Le Bureau exécutif de l'Internationale de l'Éducation a organisé un webinaire d'urgence le vendredi 3 avril. Au cours de cet appel, le Bureau exécutif a adopté une résolution décrivant les principales demandes des éducateur∙trice∙s à tous les gouvernements et institutions internationales faisant face à la pandémie de COVID-19.
RÉSOLUTION DU BUREAU EXÉCUTIF : RÉPONSE DE L’IE À LA PANDÉMIE DE COVID-19
Le Bureau exécutif de l’Internationale de l’Éducation réuni en ligne le 3 avril 2020 :
Considérant que :
- La pandémie de COVID-19 touche désormais toutes les régions du monde et le nombre d’infections et de décès s’accélère, saturant les systèmes de soins de santé dans bon nombre de pays.
- Ce virus très contagieux se propage dans l’air. La transmission s’opère au contact des surfaces exposées au virus vivant et par contact humain.
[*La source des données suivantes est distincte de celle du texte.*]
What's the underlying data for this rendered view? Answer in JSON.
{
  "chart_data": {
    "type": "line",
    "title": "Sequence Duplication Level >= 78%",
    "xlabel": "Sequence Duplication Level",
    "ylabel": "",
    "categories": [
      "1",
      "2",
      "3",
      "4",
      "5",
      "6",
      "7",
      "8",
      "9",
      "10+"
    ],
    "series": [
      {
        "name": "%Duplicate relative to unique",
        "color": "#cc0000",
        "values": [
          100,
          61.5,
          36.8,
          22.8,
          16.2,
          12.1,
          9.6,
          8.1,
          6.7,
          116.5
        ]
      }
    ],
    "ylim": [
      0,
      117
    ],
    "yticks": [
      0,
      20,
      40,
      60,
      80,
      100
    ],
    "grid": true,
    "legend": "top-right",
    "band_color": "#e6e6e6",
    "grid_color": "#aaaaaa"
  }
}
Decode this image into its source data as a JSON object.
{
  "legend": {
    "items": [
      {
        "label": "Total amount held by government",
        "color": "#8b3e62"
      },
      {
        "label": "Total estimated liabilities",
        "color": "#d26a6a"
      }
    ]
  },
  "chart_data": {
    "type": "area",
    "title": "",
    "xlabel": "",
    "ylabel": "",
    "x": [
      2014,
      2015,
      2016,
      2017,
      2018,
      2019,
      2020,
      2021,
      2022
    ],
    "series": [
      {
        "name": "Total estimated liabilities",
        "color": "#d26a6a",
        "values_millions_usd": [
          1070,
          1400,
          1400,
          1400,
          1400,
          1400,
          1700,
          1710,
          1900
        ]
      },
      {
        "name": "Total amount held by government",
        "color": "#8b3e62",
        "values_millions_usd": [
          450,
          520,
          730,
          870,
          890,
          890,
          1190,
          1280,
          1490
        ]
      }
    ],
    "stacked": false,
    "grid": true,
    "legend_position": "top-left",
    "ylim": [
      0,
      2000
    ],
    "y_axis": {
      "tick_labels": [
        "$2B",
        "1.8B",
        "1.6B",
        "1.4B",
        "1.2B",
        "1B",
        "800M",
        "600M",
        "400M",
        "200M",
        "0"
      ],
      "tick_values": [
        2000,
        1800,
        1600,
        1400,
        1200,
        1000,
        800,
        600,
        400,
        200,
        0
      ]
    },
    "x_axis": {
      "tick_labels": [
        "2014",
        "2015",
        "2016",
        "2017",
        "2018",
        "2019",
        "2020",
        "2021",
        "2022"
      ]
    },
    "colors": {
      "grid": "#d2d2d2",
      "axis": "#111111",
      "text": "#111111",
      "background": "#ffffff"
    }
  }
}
Afin de pouvoir atténuer le nombre d’infections, il est nécessaire de prendre des mesures pour limiter ces expositions et ces contacts, notamment la distanciation sociale, le lavage fréquent des mains, le nettoyage fréquent des surfaces exposées, la quarantaine et l’utilisation d’équipements de protection individuelle pour celles et ceux qui fournissent des services essentiels, en particulier pour le personnel médical et les services d’urgence, y compris le personnel des écoles et des établissements d’accueil de la petite enfance.
- Dans les pays les moins avancés et à forte densité de population, où l’information fiable reste difficile à obtenir, plusieurs millions de personnes sont menacées par la surpopulation et la pauvreté, ainsi que par l’insuffisance des infrastructures sanitaires et d’hygiène.
- Plusieurs millions de réfugié·e·s et de migrant·e·s sont à présent vulnérabilisé·e·s, dans la mesure où leurs environnements ne leur offrent pas suffisamment d’espace, d’hygiène ou de soins de santé, en particulier en cas de confinement dans des camps ou d’autres installations exiguës.
- Il s’agit d’une crise mondiale, un danger qui menace chacun·e d’entre nous et donc l’humanité entière.
Reconnaissant que :
- La communauté internationale et ses institutions ne sont pas parvenues à un consensus pour organiser la solidarité et faire face à cette crise mondiale.
- Trop de gouvernements ne sont pas suffisamment préparés pour faire face à une urgence de l’ampleur du COVID-19.
- La recherche de bénéfices rapides, plutôt que l’investissement productif, a également favorisé les perspectives à court terme sur le plan social et environnemental et la réduction des engagements en faveur des services publics et de la planification à long terme.
- La réponse à cette crise est compromise par une longue tradition de négligence et de sous-financement de la santé et d’autres services publics, ainsi que par l’empreinte durable des programmes d’austérité de la Grande Récession qui a suivi la crise financière de 2008.
- Les initiatives de nos dirigeant·e·s et leur volonté politique de produire d’urgence les équipements de protection individuelle et le matériel médical indispensable, en particulier pour le personnel médical et les équipes de première ligne, sont souvent faibles, voire inexistantes.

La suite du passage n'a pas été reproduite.